March 05, 2003
On the Cusp of a New World...

Meanwhile, in a national backwater, a court heard a case of nearly transcendent import, a case that might very well shake the nation. Some say that nation would be shaken loose from its sacred ground and lose all its roots, while others would say that a nation conceived in and watered by liberty from time to time needs to have old prejudices shaken down from its branches.

The Massachusetts Supreme Judicial Court has just heard a suit about same sex marriage. In a few months, the SJC will return with a ruling. It is possible that they will declare Massachusetts constitutionally bound to allow people of the same sex to marry. And then the deluge. Every other state will forced to recognize marriages performed in Massachusetts. The mind fairly boggles.

Among the many memorable exchanges between lawyers and judges was this one:

" Justice John Greaney asked Assistant Attorney General Judith Yogman whether she saw the same paradox he did in allowing same-sex couples to adopt children, but not to marry each other. 'Are those ideas somewhat at odds?' he asked.

" 'Not at all, your honor,' Yogman said. 'Adoption is one thing. Marriage has many other responsibilities and benefits associated with it other than child-rearing.' "

Perhaps marriage does have "many other responsibilities and benefits"1, but the main thrust from those thoughtful conservatives arguing against same sex marriages is that child-rearing is the crucial component.

James Q. Wilson wrote not so long ago that, " What is distinctive about marriage is that it is an institution created to sustain child-rearing. ... The role of raising children is entrusted in principle to married heterosexual couples because after much experimentation--several thousand years, more or less--we have found nothing else that works as well. "

Did I say "thoughtful"? It seems to me that, after several thousand years, people continue to have and raise children in all sorts of arrangements - including, but not limited to, "married heterosexual couples". In fact, we are here today, having this discussion, because our ancestors - one-hundred-thousand years or so of Homo Sapiens and a few million more of primate social structures - somehow managed to raise children to procreative adulthood.

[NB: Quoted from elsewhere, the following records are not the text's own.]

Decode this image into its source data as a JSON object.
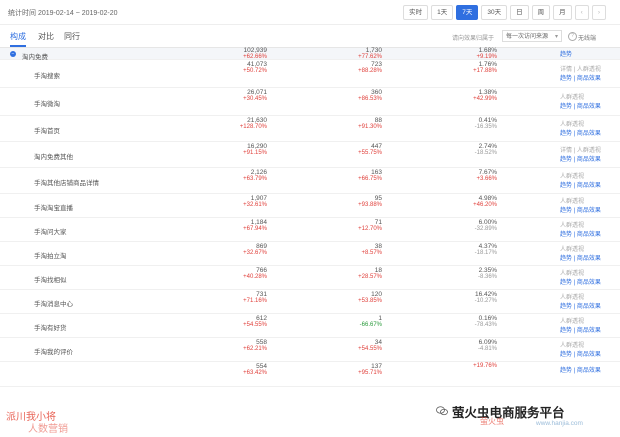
{
  "header": {
    "stat_period": "统计时间 2019-02-14 ~ 2019-02-20",
    "time_buttons": [
      "实时",
      "1天",
      "7天",
      "30天",
      "日",
      "周",
      "月"
    ],
    "active_time": "7天",
    "prev_icon": "chevron-left-icon",
    "next_icon": "chevron-right-icon"
  },
  "tabs": {
    "items": [
      "构成",
      "对比",
      "同行"
    ],
    "active": "构成"
  },
  "filters": {
    "label": "请向效果归属于",
    "select_value": "每一次访问来源",
    "nodup_label": "无线端"
  },
  "colors": {
    "accent": "#2f6fe0",
    "up": "#e0403b",
    "down": "#2a9a3b"
  },
  "rows": [
    {
      "name": "淘内免费",
      "v1": "102,939",
      "p1": "+62.66%",
      "v2": "1,730",
      "p2": "+77.62%",
      "v3": "1.68%",
      "p3": "+9.19%",
      "a1": "",
      "a2": "趋势",
      "root": true
    },
    {
      "name": "手淘搜索",
      "v1": "41,073",
      "p1": "+50.72%",
      "v2": "723",
      "p2": "+88.28%",
      "v3": "1.76%",
      "p3": "+17.88%",
      "a1": "详情 | 人群透视",
      "a2": "趋势 | 商品效果"
    },
    {
      "name": "手淘微淘",
      "v1": "26,071",
      "p1": "+30.45%",
      "v2": "360",
      "p2": "+86.53%",
      "v3": "1.38%",
      "p3": "+42.99%",
      "a1": "人群透视",
      "a2": "趋势 | 商品效果"
    },
    {
      "name": "手淘首页",
      "v1": "21,630",
      "p1": "+128.70%",
      "v2": "88",
      "p2": "+91.30%",
      "v3": "0.41%",
      "p3": "-16.35%",
      "a1": "人群透视",
      "a2": "趋势 | 商品效果"
    },
    {
      "name": "淘内免费其他",
      "v1": "16,290",
      "p1": "+91.15%",
      "v2": "447",
      "p2": "+55.75%",
      "v3": "2.74%",
      "p3": "-18.52%",
      "a1": "详情 | 人群透视",
      "a2": "趋势 | 商品效果"
    },
    {
      "name": "手淘其他店铺商品详情",
      "v1": "2,126",
      "p1": "+63.79%",
      "v2": "163",
      "p2": "+66.75%",
      "v3": "7.67%",
      "p3": "+3.66%",
      "a1": "人群透视",
      "a2": "趋势 | 商品效果"
    },
    {
      "name": "手淘淘宝直播",
      "v1": "1,907",
      "p1": "+32.61%",
      "v2": "95",
      "p2": "+93.88%",
      "v3": "4.98%",
      "p3": "+46.20%",
      "a1": "人群透视",
      "a2": "趋势 | 商品效果"
    },
    {
      "name": "手淘问大家",
      "v1": "1,184",
      "p1": "+67.94%",
      "v2": "71",
      "p2": "+12.70%",
      "v3": "6.00%",
      "p3": "-32.89%",
      "a1": "人群透视",
      "a2": "趋势 | 商品效果"
    },
    {
      "name": "手淘拍立淘",
      "v1": "869",
      "p1": "+32.67%",
      "v2": "38",
      "p2": "+8.57%",
      "v3": "4.37%",
      "p3": "-18.17%",
      "a1": "人群透视",
      "a2": "趋势 | 商品效果"
    },
    {
      "name": "手淘找相似",
      "v1": "766",
      "p1": "+40.28%",
      "v2": "18",
      "p2": "+28.57%",
      "v3": "2.35%",
      "p3": "-8.36%",
      "a1": "人群透视",
      "a2": "趋势 | 商品效果"
    },
    {
      "name": "手淘消息中心",
      "v1": "731",
      "p1": "+71.16%",
      "v2": "120",
      "p2": "+53.85%",
      "v3": "16.42%",
      "p3": "-10.27%",
      "a1": "人群透视",
      "a2": "趋势 | 商品效果"
    },
    {
      "name": "手淘有好货",
      "v1": "612",
      "p1": "+54.55%",
      "v2": "1",
      "p2": "-66.67%",
      "v3": "0.16%",
      "p3": "-78.43%",
      "a1": "人群透视",
      "a2": "趋势 | 商品效果"
    },
    {
      "name": "手淘我的评价",
      "v1": "558",
      "v1x": "",
      "p1": "+62.21%",
      "v2": "34",
      "p2": "+54.55%",
      "v3": "6.09%",
      "p3": "-4.81%",
      "a1": "人群透视",
      "a2": "趋势 | 商品效果"
    },
    {
      "name": "",
      "v1": "554",
      "p1": "+63.42%",
      "v2": "137",
      "p2": "+95.71%",
      "v3": "",
      "p3": "+19.76%",
      "a1": "",
      "a2": "趋势 | 商品效果"
    }
  ],
  "watermark": {
    "left_line1": "派川我小将",
    "left_line2": "人数营销",
    "right_title": "萤火虫电商服务平台",
    "right_url": "www.hanjia.com",
    "logo_text": "萤火虫",
    "wechat_icon": "wechat-icon"
  }
}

I'm not sure what other measure of success we should apply to child-rearing in and of itself.

The arguments against same-sex marriage revolve around precisely this point: child-rearing is important. Which is not in question. All societies, like any institution, are concerned with perpetuating themselves. The crucial aspect of carrying a society forward to the future involves the structures surrounding making, having, and raising babies. Change those and you change the society. None of this is in argument.

But then the intellectual (or aristocratic) conservative argument has always been: I like the society that allows me to be the person that I am, the very crown of creation, therefore, preserving unchanged the devil I know intimately is to be considered the greatest possible good.

If marriage needs to maintained in a form that is more or less familiar to conservatives, then let us take them at their word. Marriage is about raising children. Therefore, marriage should be reserved to those who will raise children. Why should we let couples of any orientation freeload upon all those benefits that marriage confers unless they agree to perpetuate the society that offers those benefits?


1 I now have pretty good insurance - which was the entire impetus for getting married after eight years of co-habitation. That's the benefit. If we were a little richer or a little poorer or had a child we might save on taxes, so there's another possibility. But what else do I get? What else do I owe?